A DESPEDIDA
DA BORBOLETA

Carlos de Paula

“Era uma natureza alada, voltejante, que a sombra de um
laço espantava e que borboleteava acima da realidade num
raio de sol ou de luar, sem pousar em lugar nenhum... Seu 
espírito, cada vez mais desprendido da vida prática e perdido 
no infinito sonho, já não podia adstringir-se a relações humanas.

(Théophile Gautier, sobre Gerard de Nerval.
Souvenirs Romantique, Paris, Garnier, 1929, pg. 351)

Saiu do cinema ainda pensando em Virgínia Woolf na pele de Nicole Kidman, em “As Horas”, o único que deveria ser chamado de “O FILME”, maravilha elaborada em dueto por Stephen Daldry e pelo dramaturgo David Hare, respectivamente diretor e roteirista da obra. Sabia que iria carregar aquele rosto em sua mente pelo resto de sua vida. A belíssima australiana jamais precisaria, se bem que já não precisava desde Moulin Rouge, provar seu talento. Tanto conflito, tanta genialidade contidos na mente de um ser humano e tão bem encarnados em sua atuação.

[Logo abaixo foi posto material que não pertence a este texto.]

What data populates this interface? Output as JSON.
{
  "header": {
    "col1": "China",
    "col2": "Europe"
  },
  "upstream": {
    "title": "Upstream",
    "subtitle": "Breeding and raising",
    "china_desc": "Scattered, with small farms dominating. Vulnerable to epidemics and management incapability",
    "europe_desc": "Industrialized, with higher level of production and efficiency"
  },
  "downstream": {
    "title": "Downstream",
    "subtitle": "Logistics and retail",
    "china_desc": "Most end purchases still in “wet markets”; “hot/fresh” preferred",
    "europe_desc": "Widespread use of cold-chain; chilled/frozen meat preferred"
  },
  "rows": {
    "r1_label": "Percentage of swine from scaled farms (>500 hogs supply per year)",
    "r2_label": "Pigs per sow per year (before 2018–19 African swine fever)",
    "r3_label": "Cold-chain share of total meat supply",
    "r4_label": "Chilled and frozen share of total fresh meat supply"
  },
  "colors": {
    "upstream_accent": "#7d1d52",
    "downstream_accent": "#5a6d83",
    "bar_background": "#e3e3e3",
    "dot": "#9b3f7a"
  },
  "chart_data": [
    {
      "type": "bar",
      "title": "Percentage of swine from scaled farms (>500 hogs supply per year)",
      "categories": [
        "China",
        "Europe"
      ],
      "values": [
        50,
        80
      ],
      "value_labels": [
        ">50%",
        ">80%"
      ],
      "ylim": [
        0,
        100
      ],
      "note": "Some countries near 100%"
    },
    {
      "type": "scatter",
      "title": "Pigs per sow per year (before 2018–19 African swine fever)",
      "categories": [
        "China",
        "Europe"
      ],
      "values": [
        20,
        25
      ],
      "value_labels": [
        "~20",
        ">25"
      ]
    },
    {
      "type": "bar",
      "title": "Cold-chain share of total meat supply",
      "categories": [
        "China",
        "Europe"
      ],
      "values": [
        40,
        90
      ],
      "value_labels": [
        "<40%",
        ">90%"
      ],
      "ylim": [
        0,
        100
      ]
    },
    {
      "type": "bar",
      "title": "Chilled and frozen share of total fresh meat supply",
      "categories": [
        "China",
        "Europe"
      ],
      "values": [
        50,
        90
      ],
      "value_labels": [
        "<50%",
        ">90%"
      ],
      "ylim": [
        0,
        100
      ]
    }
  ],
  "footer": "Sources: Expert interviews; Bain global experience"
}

Tanta angústia, tanta melancolia, tanta coisa impedindo a gente de voar.

Como a crítica da Folha de São Paulo, por exemplo, inaceitavelmente aviltante: “O trio principal de atrizes é marcado por um desnível profundo, que prejudica o filme: Nicole Kidman não convence como Virginia Woolf, com a contribuição inestimável do já famoso nariz protético. A interpretação da atriz, que dá excessiva importância a cada frase, fica ainda mais fraca perto da excelência de Stephen Dillane e Miranda Richardson. Um trabalho que contrasta com a economia de Julianne Moore e mesmo com o desempenho de Meryl Streep, intenso na dose certa.” Afinal, para que ler a crítica, não é mesmo? A vida do crítico, sua formação, seus hábitos, suas leituras e seus filmes vistos e admirados jamais coincidem com os nossos. Mas insistimos em lê-los e nos aborrecer, na maioria das vezes. Melhor voar, borboletear, do jeito que pedem nossos corpos, como podem nossas asas. Voar e afirmar, voando, que Nicole convence, sim, e que só quem tem medo de Virgínia Woolf pode afirmar o contrário.

Sabia que a realidade não concordaria com isso. O vôo, se houvesse, seria sempre interrompido por fatores externos ou mesmo internos, mas independentes de sua vontade, de seu controle. E as paisagens desenhadas em sua alma, incrustadas em sua imaginação, elas não poderiam ser vistas de cima, jamais.

Alguém sempre se sacrifica para que os outros possam seguir vivendo. Deitou-se na cama pensando que seria mais uma noite de agonia, desejando não acordar, acordando sem querer se levantar, levantando-se sem poder voar. Foi-se, com o som do revólver se confundindo com o de mudança de ciclo da máquina de lavar roupa.